Además, si Dios puede explicar la mejor música de cámara, ¿cómo explicar con Él la cámara de gas? Aquí, Steiner sólo ve plausible la respuesta bíblica: Este odio y este dolor desesperados, esta náusea del alma, producen un extraño contraeco. No sé cómo expresarlo de otro modo. En el enloquecedor centro de la desesperación yace el insistente instinto de un contrato roto (...). Resuena el ruido de fondo de un horror posterior a la creación [...]. Hay algo que se ha torcido horriblemente. La realidad debería, podría haber sido de otro modo. La experiencia humana debería, podría haber hecho imposible el sadismo, el interminable dolor de nuestras vidas. Por eso, la rabia impotente, la culpa que domina y supera mi identidad llevan implícitas la hipótesis de trabajo del pecado original {...]. Sólo un acontecimiento semejante (...) puede hacernos entender, aunque casi nunca soportar, las realidades de nuestra historia en esta tierra arrasada. Estamos condenados a ser crueles, avariciosos, egoístas, mendaces. Cuando era, cuando debería haber sido lo contrario. Cuando la verdad y la compasión hasta el sacrificio de hombres y mujeres excepcionales nos muestran de un modo tan sencillo cómo podría haber sido.

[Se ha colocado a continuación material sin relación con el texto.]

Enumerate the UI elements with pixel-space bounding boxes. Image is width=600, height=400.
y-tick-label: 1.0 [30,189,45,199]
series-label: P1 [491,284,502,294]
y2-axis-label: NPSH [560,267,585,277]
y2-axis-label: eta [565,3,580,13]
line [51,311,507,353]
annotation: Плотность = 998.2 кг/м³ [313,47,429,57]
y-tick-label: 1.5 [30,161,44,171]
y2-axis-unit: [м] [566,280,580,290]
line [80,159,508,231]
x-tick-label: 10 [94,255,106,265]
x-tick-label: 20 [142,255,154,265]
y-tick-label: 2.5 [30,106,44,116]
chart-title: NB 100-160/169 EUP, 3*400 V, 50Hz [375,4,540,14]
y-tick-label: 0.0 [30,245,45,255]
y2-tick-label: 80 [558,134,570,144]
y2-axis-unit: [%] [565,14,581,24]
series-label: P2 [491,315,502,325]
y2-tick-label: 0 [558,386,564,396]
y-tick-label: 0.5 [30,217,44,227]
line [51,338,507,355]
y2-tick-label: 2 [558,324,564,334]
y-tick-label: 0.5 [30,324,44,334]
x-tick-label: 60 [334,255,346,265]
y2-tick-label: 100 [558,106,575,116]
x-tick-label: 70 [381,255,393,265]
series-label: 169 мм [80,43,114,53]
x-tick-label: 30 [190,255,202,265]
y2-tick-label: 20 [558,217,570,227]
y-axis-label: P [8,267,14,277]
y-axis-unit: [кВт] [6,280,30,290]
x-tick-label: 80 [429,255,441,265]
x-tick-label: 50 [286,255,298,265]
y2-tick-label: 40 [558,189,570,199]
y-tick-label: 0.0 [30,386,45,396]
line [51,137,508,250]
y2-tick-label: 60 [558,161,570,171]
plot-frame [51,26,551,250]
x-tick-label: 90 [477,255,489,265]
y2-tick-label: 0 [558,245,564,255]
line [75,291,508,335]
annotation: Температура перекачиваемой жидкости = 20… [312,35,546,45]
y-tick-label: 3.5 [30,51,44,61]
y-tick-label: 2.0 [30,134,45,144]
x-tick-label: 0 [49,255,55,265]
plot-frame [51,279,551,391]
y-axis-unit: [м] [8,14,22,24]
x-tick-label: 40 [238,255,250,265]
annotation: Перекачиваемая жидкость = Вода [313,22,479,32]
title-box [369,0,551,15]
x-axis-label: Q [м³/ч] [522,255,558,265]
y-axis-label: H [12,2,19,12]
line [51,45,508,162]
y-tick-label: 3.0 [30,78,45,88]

Ante el naufragio en el dolor, ¿qué queda de las certidumbres positivistas?
Ciertamente, muy poco. Pero «el corazón tiene razones que la razón desconoce», y esa célebre máxima de Pascal le hace intuir a Steiner que lo que colma nuestro corazón puede estar «más allá de la razón, más allá del bien y del mal, más allá de la sexualidad, que, incluso en la cumbre del éxtasis, es un acto tan insignificante y efímero». Es la tesis de Errata, El examen de una vida.